Arborist Consulting Expert Explains Where Trees Come From
When we look at a tree, most of us assume that the material that makes up its great bulk comes from out of the ground. However, trees only draw water and small quantities of minerals from the ground. The rest of their bulk is taken right out of thin air. You could say they dine on the carbon dioxide in the air. And wash it down (up?) with water from the ground.
Wood is mostly cellulose which is composed of carbon, hydrogen, and oxygen. The carbon comes from carbon dioxide. Through the process of photosynthesis, the tree with the help of sunlight; splits the carbon dioxide molecule apart into carbon and oxygen. It releases the oxygen into the air and uses the carbon to form cellulose. The hydrogen and oxygen components of cellulose comes from water.
It does seem improbable that a large tree weighing thousands of pounds gets all of that bulk from nothing but air and water. However, when you think about it a bit; you realize that those thousands of pounds of wood above the ground could not have come from the ground (other than the water).
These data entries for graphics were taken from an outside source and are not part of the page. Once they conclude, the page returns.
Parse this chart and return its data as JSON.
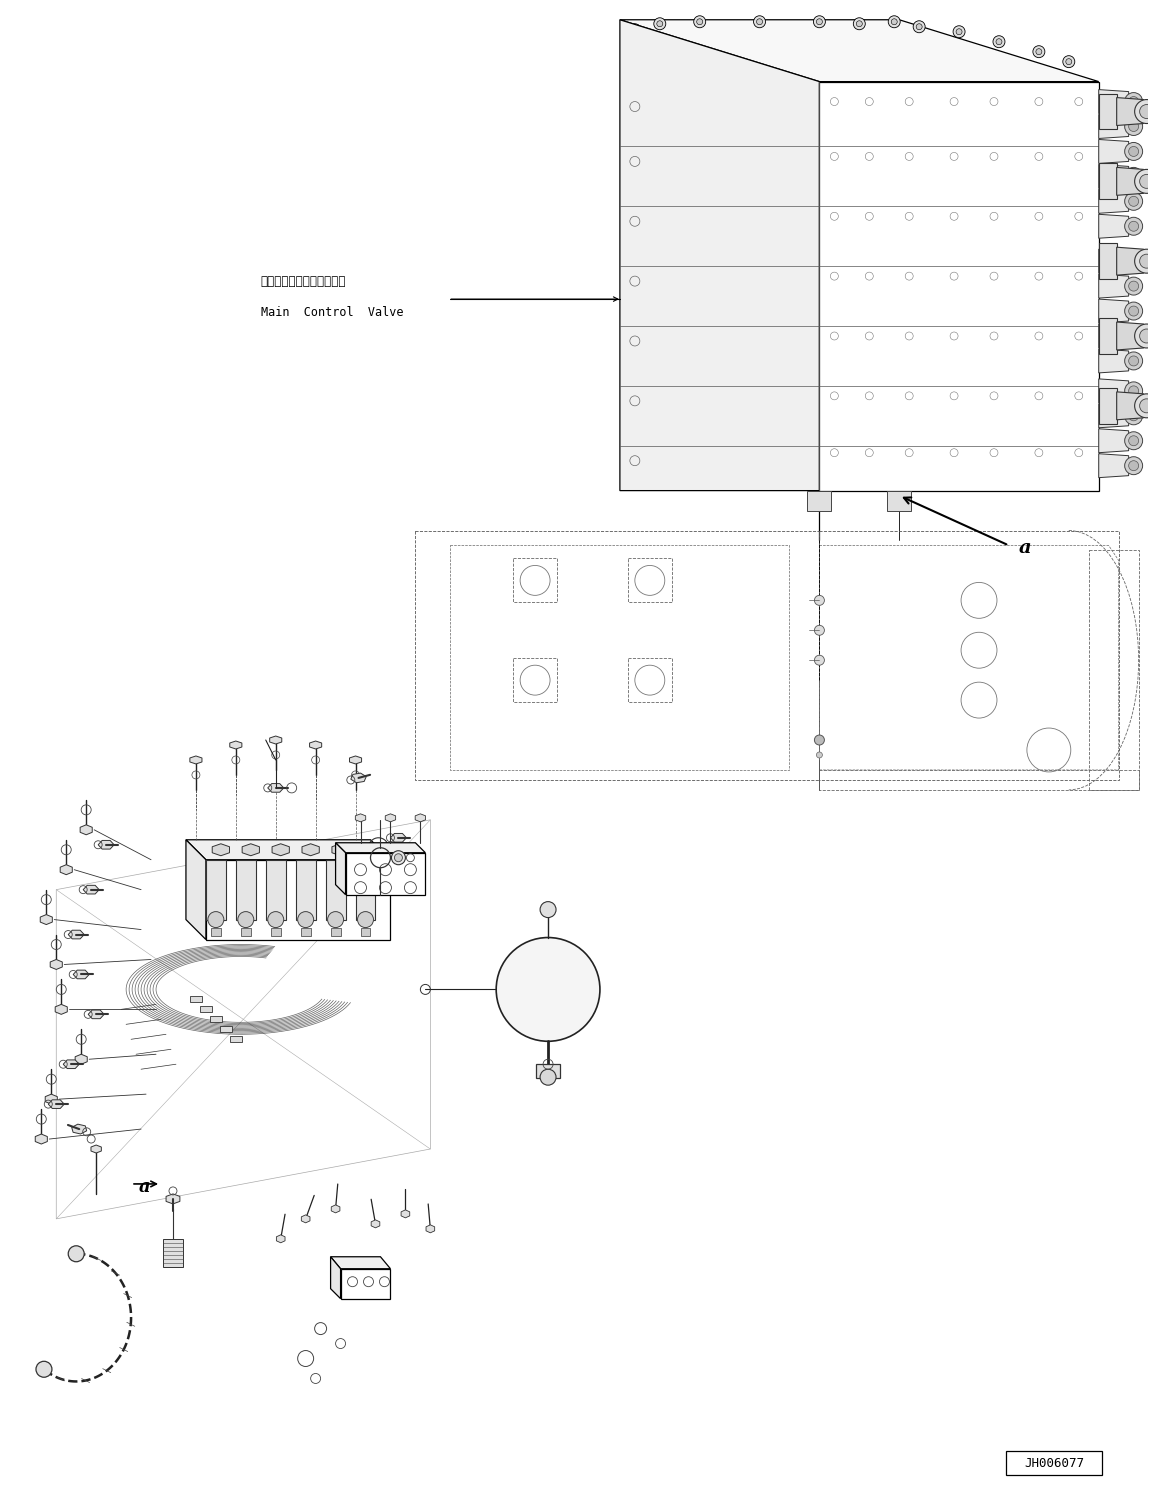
{
  "background_color": "#ffffff",
  "fig_width": 11.49,
  "fig_height": 14.91,
  "dpi": 100,
  "label_japanese": "メインコントロールバルブ",
  "label_english": "Main  Control  Valve",
  "label_a_upper": "a",
  "label_a_lower": "a",
  "part_number": "JH006077",
  "text_color": "#000000",
  "line_color": "#000000"
}
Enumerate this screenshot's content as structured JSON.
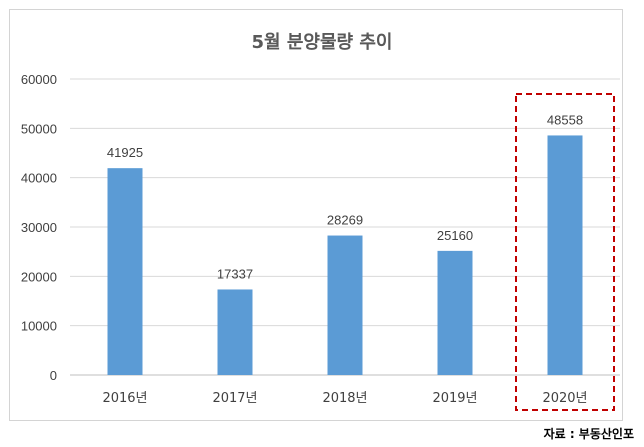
{
  "chart_data": {
    "type": "bar",
    "title": "5월 분양물량 추이",
    "categories": [
      "2016년",
      "2017년",
      "2018년",
      "2019년",
      "2020년"
    ],
    "values": [
      41925,
      17337,
      28269,
      25160,
      48558
    ],
    "ylim": [
      0,
      60000
    ],
    "yticks": [
      "0",
      "10000",
      "20000",
      "30000",
      "40000",
      "50000",
      "60000"
    ],
    "grid": true,
    "bar_color": "#5b9bd5",
    "highlight": {
      "category": "2020년",
      "style": "dashed box",
      "color": "#c00000"
    }
  },
  "source": "자료 : 부동산인포"
}
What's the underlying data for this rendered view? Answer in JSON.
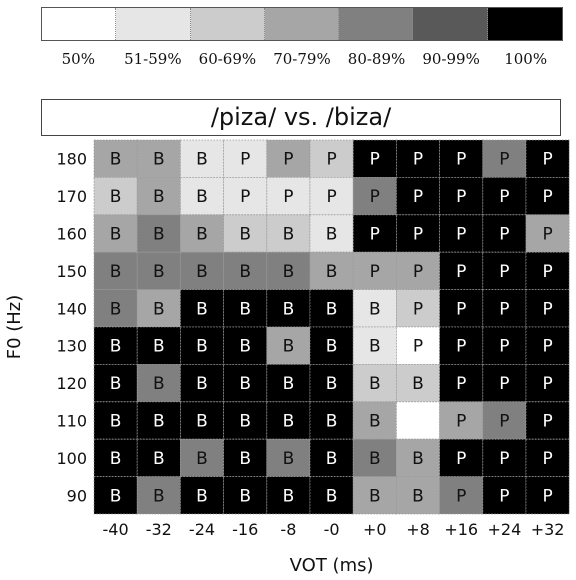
{
  "title": "/piza/ vs. /biza/",
  "legend": [
    {
      "label": "50%",
      "color": "#ffffff"
    },
    {
      "label": "51-59%",
      "color": "#e6e6e6"
    },
    {
      "label": "60-69%",
      "color": "#cccccc"
    },
    {
      "label": "70-79%",
      "color": "#a6a6a6"
    },
    {
      "label": "80-89%",
      "color": "#808080"
    },
    {
      "label": "90-99%",
      "color": "#595959"
    },
    {
      "label": "100%",
      "color": "#000000"
    }
  ],
  "chart_data": {
    "type": "heatmap",
    "title": "/piza/ vs. /biza/",
    "xlabel": "VOT (ms)",
    "ylabel": "F0 (Hz)",
    "x": [
      "-40",
      "-32",
      "-24",
      "-16",
      "-8",
      "-0",
      "+0",
      "+8",
      "+16",
      "+24",
      "+32"
    ],
    "y": [
      "180",
      "170",
      "160",
      "150",
      "140",
      "130",
      "120",
      "110",
      "100",
      "90"
    ],
    "cell_labels": [
      [
        "B",
        "B",
        "B",
        "P",
        "P",
        "P",
        "P",
        "P",
        "P",
        "P",
        "P"
      ],
      [
        "B",
        "B",
        "B",
        "P",
        "P",
        "P",
        "P",
        "P",
        "P",
        "P",
        "P"
      ],
      [
        "B",
        "B",
        "B",
        "B",
        "B",
        "B",
        "P",
        "P",
        "P",
        "P",
        "P"
      ],
      [
        "B",
        "B",
        "B",
        "B",
        "B",
        "B",
        "P",
        "P",
        "P",
        "P",
        "P"
      ],
      [
        "B",
        "B",
        "B",
        "B",
        "B",
        "B",
        "B",
        "P",
        "P",
        "P",
        "P"
      ],
      [
        "B",
        "B",
        "B",
        "B",
        "B",
        "B",
        "B",
        "P",
        "P",
        "P",
        "P"
      ],
      [
        "B",
        "B",
        "B",
        "B",
        "B",
        "B",
        "B",
        "B",
        "P",
        "P",
        "P"
      ],
      [
        "B",
        "B",
        "B",
        "B",
        "B",
        "B",
        "B",
        "",
        "P",
        "P",
        "P"
      ],
      [
        "B",
        "B",
        "B",
        "B",
        "B",
        "B",
        "B",
        "B",
        "P",
        "P",
        "P"
      ],
      [
        "B",
        "B",
        "B",
        "B",
        "B",
        "B",
        "B",
        "B",
        "P",
        "P",
        "P"
      ]
    ],
    "agreement_level": [
      [
        3,
        3,
        1,
        1,
        3,
        2,
        6,
        6,
        6,
        4,
        6
      ],
      [
        2,
        3,
        1,
        1,
        1,
        1,
        4,
        6,
        6,
        6,
        6
      ],
      [
        3,
        4,
        3,
        2,
        2,
        1,
        6,
        6,
        6,
        6,
        3
      ],
      [
        4,
        4,
        4,
        4,
        4,
        3,
        3,
        3,
        6,
        6,
        6
      ],
      [
        4,
        3,
        6,
        6,
        6,
        6,
        1,
        2,
        6,
        6,
        6
      ],
      [
        6,
        6,
        6,
        6,
        3,
        6,
        1,
        0,
        6,
        6,
        6
      ],
      [
        6,
        4,
        6,
        6,
        6,
        6,
        2,
        2,
        6,
        6,
        6
      ],
      [
        6,
        6,
        6,
        6,
        6,
        6,
        3,
        0,
        3,
        4,
        6
      ],
      [
        6,
        6,
        4,
        6,
        4,
        6,
        4,
        3,
        6,
        6,
        6
      ],
      [
        6,
        4,
        6,
        6,
        6,
        6,
        3,
        3,
        4,
        6,
        6
      ]
    ]
  }
}
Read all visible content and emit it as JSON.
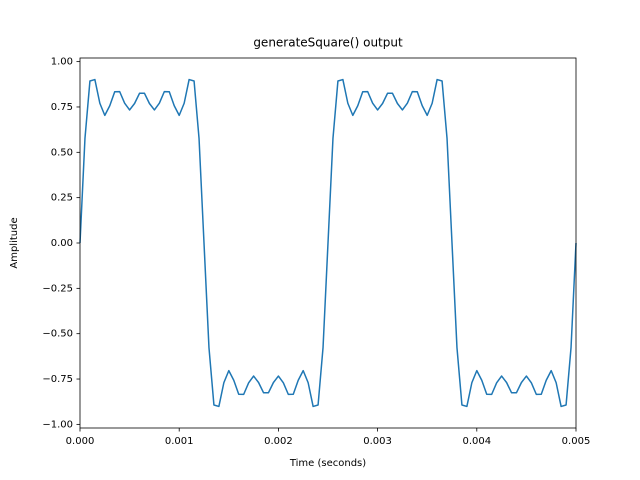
{
  "chart_data": {
    "type": "line",
    "title": "generateSquare() output",
    "x_label": "Time (seconds)",
    "y_label": "Amplitude",
    "x": [
      0,
      5e-05,
      0.0001,
      0.00015,
      0.0002,
      0.00025,
      0.0003,
      0.00035,
      0.0004,
      0.00045,
      0.0005,
      0.00055,
      0.0006,
      0.00065,
      0.0007,
      0.00075,
      0.0008,
      0.00085,
      0.0009,
      0.00095,
      0.001,
      0.00105,
      0.0011,
      0.00115,
      0.0012,
      0.00125,
      0.0013,
      0.00135,
      0.0014,
      0.00145,
      0.0015,
      0.00155,
      0.0016,
      0.00165,
      0.0017,
      0.00175,
      0.0018,
      0.00185,
      0.0019,
      0.00195,
      0.002,
      0.00205,
      0.0021,
      0.00215,
      0.0022,
      0.00225,
      0.0023,
      0.00235,
      0.0024,
      0.00245,
      0.0025,
      0.00255,
      0.0026,
      0.00265,
      0.0027,
      0.00275,
      0.0028,
      0.00285,
      0.0029,
      0.00295,
      0.003,
      0.00305,
      0.0031,
      0.00315,
      0.0032,
      0.00325,
      0.0033,
      0.00335,
      0.0034,
      0.00345,
      0.0035,
      0.00355,
      0.0036,
      0.00365,
      0.0037,
      0.00375,
      0.0038,
      0.00385,
      0.0039,
      0.00395,
      0.004,
      0.00405,
      0.0041,
      0.00415,
      0.0042,
      0.00425,
      0.0043,
      0.00435,
      0.0044,
      0.00445,
      0.0045,
      0.00455,
      0.0046,
      0.00465,
      0.0047,
      0.00475,
      0.0048,
      0.00485,
      0.0049,
      0.00495,
      0.005
    ],
    "values": [
      0,
      0.5762,
      0.893,
      0.9011,
      0.7704,
      0.7036,
      0.7566,
      0.8339,
      0.8346,
      0.7708,
      0.7335,
      0.7691,
      0.8253,
      0.8253,
      0.7691,
      0.7335,
      0.7708,
      0.8346,
      0.8339,
      0.7566,
      0.7036,
      0.7704,
      0.9011,
      0.893,
      0.5762,
      0,
      -0.5762,
      -0.893,
      -0.9011,
      -0.7704,
      -0.7036,
      -0.7566,
      -0.8339,
      -0.8346,
      -0.7708,
      -0.7335,
      -0.7691,
      -0.8253,
      -0.8253,
      -0.7691,
      -0.7335,
      -0.7708,
      -0.8346,
      -0.8339,
      -0.7566,
      -0.7036,
      -0.7704,
      -0.9011,
      -0.893,
      -0.5762,
      0,
      0.5762,
      0.893,
      0.9011,
      0.7704,
      0.7036,
      0.7566,
      0.8339,
      0.8346,
      0.7708,
      0.7335,
      0.7691,
      0.8253,
      0.8253,
      0.7691,
      0.7335,
      0.7708,
      0.8346,
      0.8339,
      0.7566,
      0.7036,
      0.7704,
      0.9011,
      0.893,
      0.5762,
      0,
      -0.5762,
      -0.893,
      -0.9011,
      -0.7704,
      -0.7036,
      -0.7566,
      -0.8339,
      -0.8346,
      -0.7708,
      -0.7335,
      -0.7691,
      -0.8253,
      -0.8253,
      -0.7691,
      -0.7335,
      -0.7708,
      -0.8346,
      -0.8339,
      -0.7566,
      -0.7036,
      -0.7704,
      -0.9011,
      -0.893,
      -0.5762,
      0
    ],
    "color": "#1f77b4",
    "xlim": [
      0,
      0.005
    ],
    "ylim": [
      -1.02,
      1.02
    ],
    "xticks": [
      {
        "value": 0,
        "label": "0.000"
      },
      {
        "value": 0.001,
        "label": "0.001"
      },
      {
        "value": 0.002,
        "label": "0.002"
      },
      {
        "value": 0.003,
        "label": "0.003"
      },
      {
        "value": 0.004,
        "label": "0.004"
      },
      {
        "value": 0.005,
        "label": "0.005"
      }
    ],
    "yticks": [
      {
        "value": -1,
        "label": "−1.00"
      },
      {
        "value": -0.75,
        "label": "−0.75"
      },
      {
        "value": -0.5,
        "label": "−0.50"
      },
      {
        "value": -0.25,
        "label": "−0.25"
      },
      {
        "value": 0,
        "label": "0.00"
      },
      {
        "value": 0.25,
        "label": "0.25"
      },
      {
        "value": 0.5,
        "label": "0.50"
      },
      {
        "value": 0.75,
        "label": "0.75"
      },
      {
        "value": 1,
        "label": "1.00"
      }
    ],
    "grid": false
  }
}
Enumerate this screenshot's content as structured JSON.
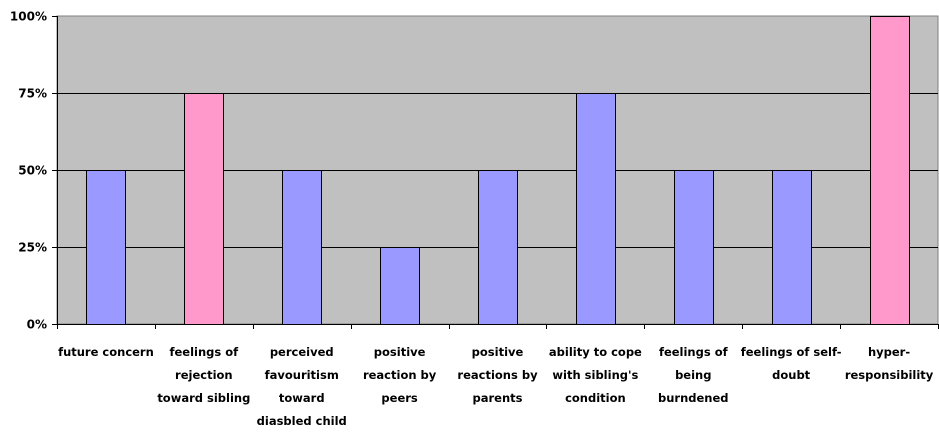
{
  "chart_data": {
    "type": "bar",
    "categories": [
      [
        "future concern"
      ],
      [
        "feelings of",
        "rejection",
        "toward sibling"
      ],
      [
        "perceived",
        "favouritism",
        "toward",
        "diasbled child"
      ],
      [
        "positive",
        "reaction by",
        "peers"
      ],
      [
        "positive",
        "reactions by",
        "parents"
      ],
      [
        "ability to cope",
        "with sibling's",
        "condition"
      ],
      [
        "feelings of",
        "being",
        "burndened"
      ],
      [
        "feelings of self-",
        "doubt"
      ],
      [
        "hyper-",
        "responsibility"
      ]
    ],
    "values": [
      50,
      75,
      50,
      25,
      50,
      75,
      50,
      50,
      100
    ],
    "bar_colors": [
      "#9999ff",
      "#ff99cc",
      "#9999ff",
      "#9999ff",
      "#9999ff",
      "#9999ff",
      "#9999ff",
      "#9999ff",
      "#ff99cc"
    ],
    "y_ticks": [
      "0%",
      "25%",
      "50%",
      "75%",
      "100%"
    ],
    "ylim": [
      0,
      100
    ],
    "plot_background": "#c0c0c0",
    "grid": true,
    "legend": "none"
  }
}
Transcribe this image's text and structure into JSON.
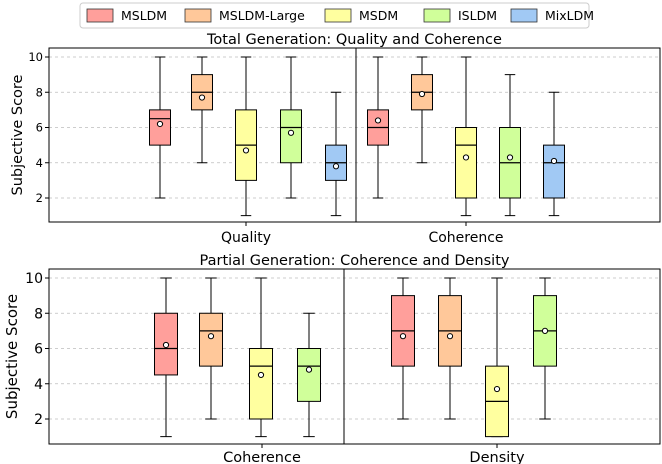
{
  "legend": [
    {
      "name": "MSLDM",
      "color": "#ff9f9b"
    },
    {
      "name": "MSLDM-Large",
      "color": "#ffc89a"
    },
    {
      "name": "MSDM",
      "color": "#ffff9f"
    },
    {
      "name": "ISLDM",
      "color": "#d0ff9a"
    },
    {
      "name": "MixLDM",
      "color": "#a1c9f4"
    }
  ],
  "chart_data": [
    {
      "type": "box",
      "title": "Total Generation: Quality and Coherence",
      "ylabel": "Subjective Score",
      "ylim": [
        1,
        10.5
      ],
      "yticks": [
        2,
        4,
        6,
        8,
        10
      ],
      "grid": "y-dashed",
      "groups": [
        {
          "label": "Quality",
          "boxes": [
            {
              "series": "MSLDM",
              "min": 2,
              "q1": 5,
              "median": 6.5,
              "q3": 7,
              "max": 10,
              "mean": 6.2
            },
            {
              "series": "MSLDM-Large",
              "min": 4,
              "q1": 7,
              "median": 8,
              "q3": 9,
              "max": 10,
              "mean": 7.7
            },
            {
              "series": "MSDM",
              "min": 1,
              "q1": 3,
              "median": 5,
              "q3": 7,
              "max": 10,
              "mean": 4.7
            },
            {
              "series": "ISLDM",
              "min": 2,
              "q1": 4,
              "median": 6,
              "q3": 7,
              "max": 10,
              "mean": 5.7
            },
            {
              "series": "MixLDM",
              "min": 1,
              "q1": 3,
              "median": 4,
              "q3": 5,
              "max": 8,
              "mean": 3.8
            }
          ]
        },
        {
          "label": "Coherence",
          "boxes": [
            {
              "series": "MSLDM",
              "min": 2,
              "q1": 5,
              "median": 6,
              "q3": 7,
              "max": 10,
              "mean": 6.4
            },
            {
              "series": "MSLDM-Large",
              "min": 4,
              "q1": 7,
              "median": 8,
              "q3": 9,
              "max": 10,
              "mean": 7.9
            },
            {
              "series": "MSDM",
              "min": 1,
              "q1": 2,
              "median": 5,
              "q3": 6,
              "max": 10,
              "mean": 4.3
            },
            {
              "series": "ISLDM",
              "min": 1,
              "q1": 2,
              "median": 4,
              "q3": 6,
              "max": 9,
              "mean": 4.3
            },
            {
              "series": "MixLDM",
              "min": 1,
              "q1": 2,
              "median": 4,
              "q3": 5,
              "max": 8,
              "mean": 4.1
            }
          ]
        }
      ]
    },
    {
      "type": "box",
      "title": "Partial Generation: Coherence and Density",
      "ylabel": "Subjective Score",
      "ylim": [
        1,
        10.5
      ],
      "yticks": [
        2,
        4,
        6,
        8,
        10
      ],
      "grid": "y-dashed",
      "groups": [
        {
          "label": "Coherence",
          "boxes": [
            {
              "series": "MSLDM",
              "min": 1,
              "q1": 4.5,
              "median": 6,
              "q3": 8,
              "max": 10,
              "mean": 6.2
            },
            {
              "series": "MSLDM-Large",
              "min": 2,
              "q1": 5,
              "median": 7,
              "q3": 8,
              "max": 10,
              "mean": 6.7
            },
            {
              "series": "MSDM",
              "min": 1,
              "q1": 2,
              "median": 5,
              "q3": 6,
              "max": 10,
              "mean": 4.5
            },
            {
              "series": "ISLDM",
              "min": 1,
              "q1": 3,
              "median": 5,
              "q3": 6,
              "max": 8,
              "mean": 4.8
            }
          ]
        },
        {
          "label": "Density",
          "boxes": [
            {
              "series": "MSLDM",
              "min": 2,
              "q1": 5,
              "median": 7,
              "q3": 9,
              "max": 10,
              "mean": 6.7
            },
            {
              "series": "MSLDM-Large",
              "min": 2,
              "q1": 5,
              "median": 7,
              "q3": 9,
              "max": 10,
              "mean": 6.7
            },
            {
              "series": "MSDM",
              "min": 1,
              "q1": 1,
              "median": 3,
              "q3": 5,
              "max": 10,
              "mean": 3.7
            },
            {
              "series": "ISLDM",
              "min": 2,
              "q1": 5,
              "median": 7,
              "q3": 9,
              "max": 10,
              "mean": 7.0
            }
          ]
        }
      ]
    }
  ]
}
Because it would have left a hole in the ground; where the thousands of pounds of soil would have come from.
Water and Air
The amount of the tree\’s mass that comes from the air is roughly 50%. The other 50% comes out of the ground as water. If you think about it; even the water that is taken from the ground ultimately comes from the atmosphere as rain. So in that sense, all of the tree\’s bulk except for the minuscule mineral amounts, come from the air.
If you burn a tree in a very hot incinerator, most of that bulk is released back into the air as carbon (bound with oxygen as carbon dioxide) and water vapor, and you are left with just a small amount of ash. In addition; the extra heat you get from the burning wood is the very same sun energy that was used to split the carbon dioxide apart years ago during the tree\’s photosynthesis.